PURPOSE: The main aim of this study was to research new treatments following peripheral nerve injury involving melatonin (Mel), acetyl-l-carnitine (ALCAR), and leptin (Lep) using updated unbiased methods at the stereological and electron microscopic levels.

MATERIALS AND METHODS: Wistar albino rats were randomly divided into nine equal groups; control (Cont), obese control (OG), obese group exposed to sciatic nerve resection (Gap) (OGG), obese group injected intraperitoneally (i.p.) with Mel (OMG), obese group injected with Mel i.p. with gap (OMGG), obese group injected with Lep i.p. (OLG), obese group injected with Lep i.p. with gap (OLGG), obese group injected with ALCAR i.p. (OAG), and obese group injected with ALCAR i.p. with gap (OAGG). Electromyography (EMG) procedures were performed. Following routine histological procedures, stereological analysis was performed for each group.

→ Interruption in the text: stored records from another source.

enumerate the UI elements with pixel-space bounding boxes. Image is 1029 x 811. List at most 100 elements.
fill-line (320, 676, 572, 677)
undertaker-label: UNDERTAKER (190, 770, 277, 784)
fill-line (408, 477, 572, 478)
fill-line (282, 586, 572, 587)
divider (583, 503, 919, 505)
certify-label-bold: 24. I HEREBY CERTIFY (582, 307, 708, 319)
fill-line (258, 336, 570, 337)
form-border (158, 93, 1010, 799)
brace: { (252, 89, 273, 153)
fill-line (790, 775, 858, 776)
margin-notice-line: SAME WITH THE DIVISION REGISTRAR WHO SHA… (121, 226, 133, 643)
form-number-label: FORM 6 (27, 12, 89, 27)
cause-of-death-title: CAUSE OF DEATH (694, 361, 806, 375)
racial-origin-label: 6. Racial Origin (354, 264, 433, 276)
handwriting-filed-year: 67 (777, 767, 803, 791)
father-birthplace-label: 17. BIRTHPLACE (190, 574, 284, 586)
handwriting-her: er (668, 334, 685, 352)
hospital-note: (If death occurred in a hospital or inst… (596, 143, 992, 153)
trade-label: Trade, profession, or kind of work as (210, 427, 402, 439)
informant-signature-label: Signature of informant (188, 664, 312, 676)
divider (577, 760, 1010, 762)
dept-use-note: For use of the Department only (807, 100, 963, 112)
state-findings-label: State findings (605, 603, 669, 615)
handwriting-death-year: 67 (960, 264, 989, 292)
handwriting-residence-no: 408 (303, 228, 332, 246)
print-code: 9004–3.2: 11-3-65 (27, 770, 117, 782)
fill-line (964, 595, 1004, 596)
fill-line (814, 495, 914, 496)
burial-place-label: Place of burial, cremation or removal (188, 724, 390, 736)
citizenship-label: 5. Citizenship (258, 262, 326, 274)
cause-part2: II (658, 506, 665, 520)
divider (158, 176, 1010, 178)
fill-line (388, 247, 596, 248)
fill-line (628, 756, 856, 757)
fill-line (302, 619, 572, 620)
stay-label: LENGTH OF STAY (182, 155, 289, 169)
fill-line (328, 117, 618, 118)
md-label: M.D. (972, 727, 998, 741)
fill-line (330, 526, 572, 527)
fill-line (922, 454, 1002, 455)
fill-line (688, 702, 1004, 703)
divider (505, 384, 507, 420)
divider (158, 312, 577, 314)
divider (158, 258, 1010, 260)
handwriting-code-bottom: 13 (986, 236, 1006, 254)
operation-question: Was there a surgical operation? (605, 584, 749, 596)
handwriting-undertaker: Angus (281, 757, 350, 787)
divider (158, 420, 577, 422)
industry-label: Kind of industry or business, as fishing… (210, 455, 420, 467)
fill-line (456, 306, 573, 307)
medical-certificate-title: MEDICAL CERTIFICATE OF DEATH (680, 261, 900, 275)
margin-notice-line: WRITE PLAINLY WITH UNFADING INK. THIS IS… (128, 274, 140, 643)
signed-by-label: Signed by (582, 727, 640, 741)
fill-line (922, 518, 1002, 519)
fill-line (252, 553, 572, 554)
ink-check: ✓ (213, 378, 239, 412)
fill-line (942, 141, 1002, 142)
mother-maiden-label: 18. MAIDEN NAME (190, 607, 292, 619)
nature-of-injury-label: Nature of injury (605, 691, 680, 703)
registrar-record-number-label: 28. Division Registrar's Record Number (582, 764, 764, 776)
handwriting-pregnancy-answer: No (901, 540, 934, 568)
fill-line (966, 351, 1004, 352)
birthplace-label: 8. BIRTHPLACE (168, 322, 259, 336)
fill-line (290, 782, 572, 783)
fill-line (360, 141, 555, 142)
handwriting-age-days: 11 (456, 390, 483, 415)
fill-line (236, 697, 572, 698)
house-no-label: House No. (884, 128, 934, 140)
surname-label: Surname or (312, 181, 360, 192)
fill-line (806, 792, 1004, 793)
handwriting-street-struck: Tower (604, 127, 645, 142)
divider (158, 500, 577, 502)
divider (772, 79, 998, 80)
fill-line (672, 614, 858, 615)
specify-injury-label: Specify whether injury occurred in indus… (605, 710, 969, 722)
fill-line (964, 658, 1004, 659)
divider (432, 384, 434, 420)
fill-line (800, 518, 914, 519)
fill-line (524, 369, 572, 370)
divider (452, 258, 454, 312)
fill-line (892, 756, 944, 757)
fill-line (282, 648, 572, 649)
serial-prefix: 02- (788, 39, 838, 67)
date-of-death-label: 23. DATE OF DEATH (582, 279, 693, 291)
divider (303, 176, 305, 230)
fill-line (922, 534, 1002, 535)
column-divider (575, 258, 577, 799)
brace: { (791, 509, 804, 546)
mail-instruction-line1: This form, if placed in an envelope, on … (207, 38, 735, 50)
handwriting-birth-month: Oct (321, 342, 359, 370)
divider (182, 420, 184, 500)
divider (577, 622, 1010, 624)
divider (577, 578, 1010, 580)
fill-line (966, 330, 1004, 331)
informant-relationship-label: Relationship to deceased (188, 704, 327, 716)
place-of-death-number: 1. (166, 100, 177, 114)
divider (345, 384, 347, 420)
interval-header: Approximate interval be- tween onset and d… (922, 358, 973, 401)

RESULTS: In terms of the number of myelinated axons, high significant increase in OGG was observed compared to OG and Cont (p < 0.01). In addition, a highly significant increase in axon surface area and myelin thickness of OGG compared to OG and Cont (p < 0.01) was noted. A significant decrease in myelin thickness/axon diameter ratio of OGG was found in comparison with the other groups. In terms of latency, there was a highly significant decrease in OGG compared to Cont and OG (p < 0.01). Myelinated axon numbers in OAGG, OMGG and OLGG increased highly significantly compared to other groups (p < 0.01). Latency in OMGG, a highly significant increase, was determined in OMG compared to Cont (p < 0.01). In addition, latency values in OGG were highly significantly greater than in OAC and OAGG (p < 0.01).

CONCLUSION: In particular, administration of Lep, Mel and ALCAR as neuroprotective agents may make a positive contribution to regeneration and myelination in obese rats.